Отпевание закончилось в четыре часа дня. После этого подняли гроб и понесли на кладбище Новодевичьего монастыря под пение ирмоса «Помощник и Покровитель бысть мне во спасение…». Дойдя до могилы, поставили гроб, отслужили последнюю литию, поклонились почившему архипастырю и стали опускать гроб в могилу. Епископ Амвросий первый бросил на гроб ком земли. Быстро вырос небольшой холмик, и был поставлен белый крест с надписью: «Архиепископ Иларион Троицкий». Затем все стали расходиться с кладбища; и в это время торжественно и празднично затрезвонили колокола, обгоняя друг друга. И вспомнились одному из участников погребения слова псалма, звучавшие на отпевании: «Господня земля, и исполнение ея, вселенная и вси живущии на ней. Той на морях основал ю есть, и на реках уготовал ю есть. Кто взыдет на гору Господню? Или кто станет на месте святем Его? Неповинен рукама и чист сердцем… Сей приимет благословение от Господа, и милостыню от Бога, Спаса своего…» (Пс. 23, 1—5). И понял он, о чем этот звон, как будто пасхальный, — «это ангелы на небе радовались новому святому…»
ИСТОЧНИКИ:
ГАРФ. Ф. 5263, д. 55. ЦА ФСБ РФ. Арх. № Р-43193. Т. 1, 2; Арх. № Р-43791. Архив УФСБ РФ по Архангельской обл. Арх. № П-321. Акты Святейшего Патриарха Тихона и позднейшие документы о преемстве высшей церковной власти 1917–1943. М., 1994. С. 494–495. Письма архиепископа Илариона к священнику Леониду Михайловичу Архангельскому и его жене Лидии Павловне, двоюродной сестре архиепископа.
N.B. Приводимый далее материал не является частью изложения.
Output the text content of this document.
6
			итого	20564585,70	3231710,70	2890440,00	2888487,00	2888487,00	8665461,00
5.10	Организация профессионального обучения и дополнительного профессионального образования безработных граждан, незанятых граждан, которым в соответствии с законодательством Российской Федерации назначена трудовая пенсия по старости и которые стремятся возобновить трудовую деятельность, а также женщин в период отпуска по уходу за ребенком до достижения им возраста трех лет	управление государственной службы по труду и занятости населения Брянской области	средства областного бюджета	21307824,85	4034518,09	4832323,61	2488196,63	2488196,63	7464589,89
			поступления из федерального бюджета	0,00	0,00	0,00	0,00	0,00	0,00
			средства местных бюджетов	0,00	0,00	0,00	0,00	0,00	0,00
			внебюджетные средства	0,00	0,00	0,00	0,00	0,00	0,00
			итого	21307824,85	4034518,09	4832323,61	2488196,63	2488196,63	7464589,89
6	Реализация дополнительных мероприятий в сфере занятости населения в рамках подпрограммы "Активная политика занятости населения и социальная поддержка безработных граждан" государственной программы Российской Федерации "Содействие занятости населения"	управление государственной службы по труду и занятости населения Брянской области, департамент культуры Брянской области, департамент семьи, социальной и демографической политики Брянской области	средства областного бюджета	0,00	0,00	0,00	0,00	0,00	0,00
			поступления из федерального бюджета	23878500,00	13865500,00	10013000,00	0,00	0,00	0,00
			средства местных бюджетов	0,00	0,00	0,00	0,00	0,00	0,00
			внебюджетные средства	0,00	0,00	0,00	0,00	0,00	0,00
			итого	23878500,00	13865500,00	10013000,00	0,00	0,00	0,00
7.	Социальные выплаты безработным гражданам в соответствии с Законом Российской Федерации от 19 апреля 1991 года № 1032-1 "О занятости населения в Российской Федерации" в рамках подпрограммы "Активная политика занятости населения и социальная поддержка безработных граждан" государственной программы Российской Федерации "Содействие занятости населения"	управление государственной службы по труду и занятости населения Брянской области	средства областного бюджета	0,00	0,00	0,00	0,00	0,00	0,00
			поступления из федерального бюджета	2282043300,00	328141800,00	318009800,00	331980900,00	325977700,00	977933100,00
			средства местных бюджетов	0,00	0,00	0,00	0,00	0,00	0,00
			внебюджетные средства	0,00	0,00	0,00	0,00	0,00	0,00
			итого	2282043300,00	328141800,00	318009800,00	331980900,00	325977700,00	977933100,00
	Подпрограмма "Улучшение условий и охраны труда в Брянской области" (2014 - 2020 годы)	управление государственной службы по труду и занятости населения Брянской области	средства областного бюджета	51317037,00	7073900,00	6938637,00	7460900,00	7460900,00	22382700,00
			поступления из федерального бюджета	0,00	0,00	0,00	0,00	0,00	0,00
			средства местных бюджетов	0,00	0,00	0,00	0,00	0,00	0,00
Московские церковные ведомости. 1913. № 17; 1914. № 32. Богословский вестник. С. Посад, 1916. № 2; 1917. № 6–7; № 8–9. Протопресвитер М. Польский. Новые мученики Российские. Т. 1. Джорданвилл, 1949. Проф. прот. В. Виноградов. О некоторых важнейших моментах последнего периода жизни и деятельности Святейшего Патриарха Тихона. 1923–1925. Мюнхен, 1959. С. 22–32. Волков О. В. Погружение во тьму. М., 1989. С. 75–76. Волков С. Последние у Троицы. Воспоминания о МДА (1917–1920). М. — СПб., 1995. С. 113. Дамаскин (Орловский), игумен. Мученики, исповедники и подвижники благочестия Русской Православной Церкви ХХ столетия. Кн. 4. Тверь, 2000. С. 378–445.
Декабря 24 (6 января) Священномученик Сергий (Мечев)
Составитель священник Максим Максимов
Священномученик Сергий родился 17 сентября 1892 года в семье известного московского старца протоиерея Алексия Мече- ва[53], настоятеля храма святителя Николая в Кленниках (с 1893 по 1923 год). К моменту его рождения состояние здоровья матери, имевшей врожденное заболевание сердца, от непомерных нагрузок значительно ухудшилось. Ребенок родился на два месяца раньше срока, его с трудом выходили. Мальчик был четвертым ребенком в семье и рос в благодатной атмосфере церковной жизни, глубокой веры и любви к Богу.
В 1902 году скончалась мать Сергея. В это же время он поступил в первый класс Третьей Московской мужской гимназии, которую окончил в 1910 году с серебряной медалью. Духовное воспитание мальчика проходило в храме, где он прислуживал в алтаре, помогая отцу. Будучи очень музыкальным и имея хороший тенор, он стал петь на клиросе. Отец Алексий желал иметь в сыне своего преемника, но, будучи убежденным противником любого проявления насилия, никогда ему это не высказывал, предоставляя сыну свободу выбора.